By Sword and Fire: Cruelty and Atrocity in Medieval Warfare,
by Sean McGlynn; 2008; Orion Books Ltd.
In a period of time many envision to contain noble acts of Chivalry and medieval savagery, McGlynn investigates the records of atrocity inflicted on the soldier and non-combatant alike, and why these acts of brutality were carried out.
Starting with a backdrop of crime and punishment in the medieval period, and investigating the roles of the King and Church in times of war, McGlynn moves to the ideal of Chivalry, and pieces together just what this code actually meant for soldiers in battle, and non-combatants caught in the middle.

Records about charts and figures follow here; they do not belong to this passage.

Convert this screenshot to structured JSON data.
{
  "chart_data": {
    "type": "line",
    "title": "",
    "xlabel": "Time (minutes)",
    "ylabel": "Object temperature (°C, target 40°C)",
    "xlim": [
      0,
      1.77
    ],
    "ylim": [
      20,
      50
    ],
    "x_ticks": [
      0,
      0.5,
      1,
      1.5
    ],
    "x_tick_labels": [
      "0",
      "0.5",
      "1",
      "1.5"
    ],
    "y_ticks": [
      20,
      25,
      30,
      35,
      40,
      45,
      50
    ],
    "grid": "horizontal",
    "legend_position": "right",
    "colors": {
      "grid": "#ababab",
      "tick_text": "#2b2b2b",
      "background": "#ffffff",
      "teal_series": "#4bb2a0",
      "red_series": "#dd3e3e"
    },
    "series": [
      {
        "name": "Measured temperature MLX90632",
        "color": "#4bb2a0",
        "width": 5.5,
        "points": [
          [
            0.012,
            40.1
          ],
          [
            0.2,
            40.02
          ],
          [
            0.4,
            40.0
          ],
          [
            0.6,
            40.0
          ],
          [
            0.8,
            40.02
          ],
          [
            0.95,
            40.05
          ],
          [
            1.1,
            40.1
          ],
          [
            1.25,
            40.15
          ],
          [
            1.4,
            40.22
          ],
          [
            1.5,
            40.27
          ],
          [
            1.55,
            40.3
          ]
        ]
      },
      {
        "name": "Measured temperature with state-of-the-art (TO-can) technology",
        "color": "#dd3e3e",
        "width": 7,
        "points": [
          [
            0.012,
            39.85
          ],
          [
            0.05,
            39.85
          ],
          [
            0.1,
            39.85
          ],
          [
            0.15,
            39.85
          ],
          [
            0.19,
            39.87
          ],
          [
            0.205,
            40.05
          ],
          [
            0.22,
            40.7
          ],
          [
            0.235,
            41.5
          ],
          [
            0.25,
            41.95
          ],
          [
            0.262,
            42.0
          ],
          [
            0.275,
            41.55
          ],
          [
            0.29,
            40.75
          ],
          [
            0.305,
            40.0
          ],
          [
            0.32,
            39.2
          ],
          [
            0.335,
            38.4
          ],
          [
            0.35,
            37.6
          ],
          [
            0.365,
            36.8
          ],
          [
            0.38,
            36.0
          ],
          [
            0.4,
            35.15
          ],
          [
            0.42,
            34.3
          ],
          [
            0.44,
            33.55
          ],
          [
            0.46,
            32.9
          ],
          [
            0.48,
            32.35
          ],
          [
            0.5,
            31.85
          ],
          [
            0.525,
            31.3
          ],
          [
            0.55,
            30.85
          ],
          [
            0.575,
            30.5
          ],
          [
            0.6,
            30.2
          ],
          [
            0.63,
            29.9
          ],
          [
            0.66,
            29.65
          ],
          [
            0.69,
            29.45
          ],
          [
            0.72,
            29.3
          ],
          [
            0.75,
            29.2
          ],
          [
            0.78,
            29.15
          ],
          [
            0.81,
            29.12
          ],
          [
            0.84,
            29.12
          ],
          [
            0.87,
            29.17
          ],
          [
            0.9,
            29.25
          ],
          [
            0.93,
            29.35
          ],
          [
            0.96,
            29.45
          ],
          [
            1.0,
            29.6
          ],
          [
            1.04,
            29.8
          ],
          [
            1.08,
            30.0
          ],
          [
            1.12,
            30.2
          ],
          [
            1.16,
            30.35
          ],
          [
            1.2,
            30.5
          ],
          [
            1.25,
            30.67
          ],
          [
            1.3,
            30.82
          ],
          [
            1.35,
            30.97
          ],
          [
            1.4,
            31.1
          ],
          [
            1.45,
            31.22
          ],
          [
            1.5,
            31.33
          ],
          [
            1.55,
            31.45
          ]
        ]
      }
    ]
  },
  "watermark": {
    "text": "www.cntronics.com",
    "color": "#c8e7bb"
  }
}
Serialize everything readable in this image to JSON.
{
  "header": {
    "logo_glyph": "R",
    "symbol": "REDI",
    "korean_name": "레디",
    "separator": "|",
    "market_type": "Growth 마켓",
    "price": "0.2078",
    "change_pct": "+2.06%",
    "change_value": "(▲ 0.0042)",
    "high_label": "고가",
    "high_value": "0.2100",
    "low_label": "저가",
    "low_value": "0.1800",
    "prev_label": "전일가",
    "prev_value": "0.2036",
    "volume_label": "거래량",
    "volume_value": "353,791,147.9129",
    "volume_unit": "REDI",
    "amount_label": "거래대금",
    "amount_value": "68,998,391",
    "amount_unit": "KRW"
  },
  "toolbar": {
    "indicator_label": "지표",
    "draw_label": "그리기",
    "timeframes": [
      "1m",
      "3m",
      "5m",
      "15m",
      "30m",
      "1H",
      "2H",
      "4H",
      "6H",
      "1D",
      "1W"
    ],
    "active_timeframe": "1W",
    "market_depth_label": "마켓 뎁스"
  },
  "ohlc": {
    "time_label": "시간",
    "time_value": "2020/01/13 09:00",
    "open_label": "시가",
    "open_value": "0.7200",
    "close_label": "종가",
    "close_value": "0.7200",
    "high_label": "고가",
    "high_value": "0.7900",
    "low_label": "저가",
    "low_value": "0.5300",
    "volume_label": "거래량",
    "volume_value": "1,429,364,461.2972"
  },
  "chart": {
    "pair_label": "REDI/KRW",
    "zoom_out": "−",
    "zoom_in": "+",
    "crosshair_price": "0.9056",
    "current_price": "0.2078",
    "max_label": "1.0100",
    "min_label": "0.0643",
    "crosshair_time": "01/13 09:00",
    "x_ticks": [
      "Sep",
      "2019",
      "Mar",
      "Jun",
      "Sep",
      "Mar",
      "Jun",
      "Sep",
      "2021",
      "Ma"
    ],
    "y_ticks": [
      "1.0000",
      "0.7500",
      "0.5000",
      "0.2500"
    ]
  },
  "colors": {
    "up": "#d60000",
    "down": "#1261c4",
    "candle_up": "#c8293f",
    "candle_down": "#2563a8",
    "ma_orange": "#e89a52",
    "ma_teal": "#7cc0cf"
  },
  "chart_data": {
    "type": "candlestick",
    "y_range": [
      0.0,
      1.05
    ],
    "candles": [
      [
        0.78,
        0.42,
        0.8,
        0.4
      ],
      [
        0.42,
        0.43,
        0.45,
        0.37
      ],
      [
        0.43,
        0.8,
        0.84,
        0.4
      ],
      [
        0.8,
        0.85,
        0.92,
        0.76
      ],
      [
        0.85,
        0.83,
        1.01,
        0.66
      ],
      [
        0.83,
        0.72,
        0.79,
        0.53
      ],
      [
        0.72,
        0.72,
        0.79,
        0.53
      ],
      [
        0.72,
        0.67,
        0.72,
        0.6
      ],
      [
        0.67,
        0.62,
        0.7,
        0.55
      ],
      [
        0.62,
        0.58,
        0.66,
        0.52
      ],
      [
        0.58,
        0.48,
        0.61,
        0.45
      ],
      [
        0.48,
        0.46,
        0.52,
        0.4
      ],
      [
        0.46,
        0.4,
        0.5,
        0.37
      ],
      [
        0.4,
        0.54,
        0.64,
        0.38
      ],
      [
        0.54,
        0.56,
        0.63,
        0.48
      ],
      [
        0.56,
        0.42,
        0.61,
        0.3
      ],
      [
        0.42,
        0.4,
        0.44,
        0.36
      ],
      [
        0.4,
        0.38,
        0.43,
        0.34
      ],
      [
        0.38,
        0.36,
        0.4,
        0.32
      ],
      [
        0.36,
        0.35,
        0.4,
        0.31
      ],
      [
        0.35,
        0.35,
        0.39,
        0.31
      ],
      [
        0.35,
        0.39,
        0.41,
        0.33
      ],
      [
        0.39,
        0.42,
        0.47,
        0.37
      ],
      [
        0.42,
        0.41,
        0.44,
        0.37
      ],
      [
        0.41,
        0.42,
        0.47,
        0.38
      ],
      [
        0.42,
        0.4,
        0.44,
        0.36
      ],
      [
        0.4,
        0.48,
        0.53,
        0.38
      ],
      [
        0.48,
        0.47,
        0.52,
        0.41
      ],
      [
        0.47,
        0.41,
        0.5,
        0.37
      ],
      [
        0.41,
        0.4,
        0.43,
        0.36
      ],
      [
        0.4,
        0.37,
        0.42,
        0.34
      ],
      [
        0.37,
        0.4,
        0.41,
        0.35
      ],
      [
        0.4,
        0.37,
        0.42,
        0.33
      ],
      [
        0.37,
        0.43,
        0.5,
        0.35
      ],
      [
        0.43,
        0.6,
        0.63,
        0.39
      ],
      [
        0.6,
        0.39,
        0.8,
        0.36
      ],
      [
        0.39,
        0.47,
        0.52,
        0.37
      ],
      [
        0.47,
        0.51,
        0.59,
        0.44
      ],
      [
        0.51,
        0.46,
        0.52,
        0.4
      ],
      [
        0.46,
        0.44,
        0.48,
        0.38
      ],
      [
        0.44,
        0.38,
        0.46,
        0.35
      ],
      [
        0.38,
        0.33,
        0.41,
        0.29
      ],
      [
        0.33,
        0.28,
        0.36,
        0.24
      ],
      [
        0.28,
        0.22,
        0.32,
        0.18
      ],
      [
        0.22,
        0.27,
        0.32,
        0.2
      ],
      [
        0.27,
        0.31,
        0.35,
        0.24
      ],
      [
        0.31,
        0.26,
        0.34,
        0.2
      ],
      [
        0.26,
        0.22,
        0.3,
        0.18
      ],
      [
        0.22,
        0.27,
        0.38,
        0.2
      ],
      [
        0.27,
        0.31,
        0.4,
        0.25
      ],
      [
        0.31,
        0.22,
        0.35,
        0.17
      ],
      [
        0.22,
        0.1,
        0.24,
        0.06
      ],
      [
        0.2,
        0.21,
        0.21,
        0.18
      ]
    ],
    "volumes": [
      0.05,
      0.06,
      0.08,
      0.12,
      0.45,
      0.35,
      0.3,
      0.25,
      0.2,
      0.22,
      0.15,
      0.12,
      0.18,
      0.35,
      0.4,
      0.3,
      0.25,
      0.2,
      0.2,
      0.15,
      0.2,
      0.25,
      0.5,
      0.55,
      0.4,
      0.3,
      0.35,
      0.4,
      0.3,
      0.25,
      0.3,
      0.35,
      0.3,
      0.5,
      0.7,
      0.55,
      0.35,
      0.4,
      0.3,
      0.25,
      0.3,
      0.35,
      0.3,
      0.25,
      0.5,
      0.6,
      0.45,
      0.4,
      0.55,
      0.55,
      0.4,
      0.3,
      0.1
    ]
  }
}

McGlynn discusses battles, sieges, pillaging, the killing of prisoners and non-combatants and ravaging of the land through a series of examples from various dates within the medieval period. He discusses the different viewpoints of those involved and their possible motivations for carrying out their actions. His last chapter touches upon the further consideration of the psychological impact of war on men, though does not address this separate and highly complex field to any great depth.
What is clear is that the medieval period appears to be full of atrocity and cruelty to the modern eye only due to the onset of our civilised world. McGlynn points out how quickly we fall back into old ways when physical combat is upon us. The Chivalric code was reserved only for those rich enough to be ransomed, and then only if the situation favoured the taking of prisoners.
This book offers a sobering and honest look at medieval warfare, and how it impacted upon all it surrounded, and how cruelty and atrocity followed in the wake of the pursuit of wealth, and the military imperative.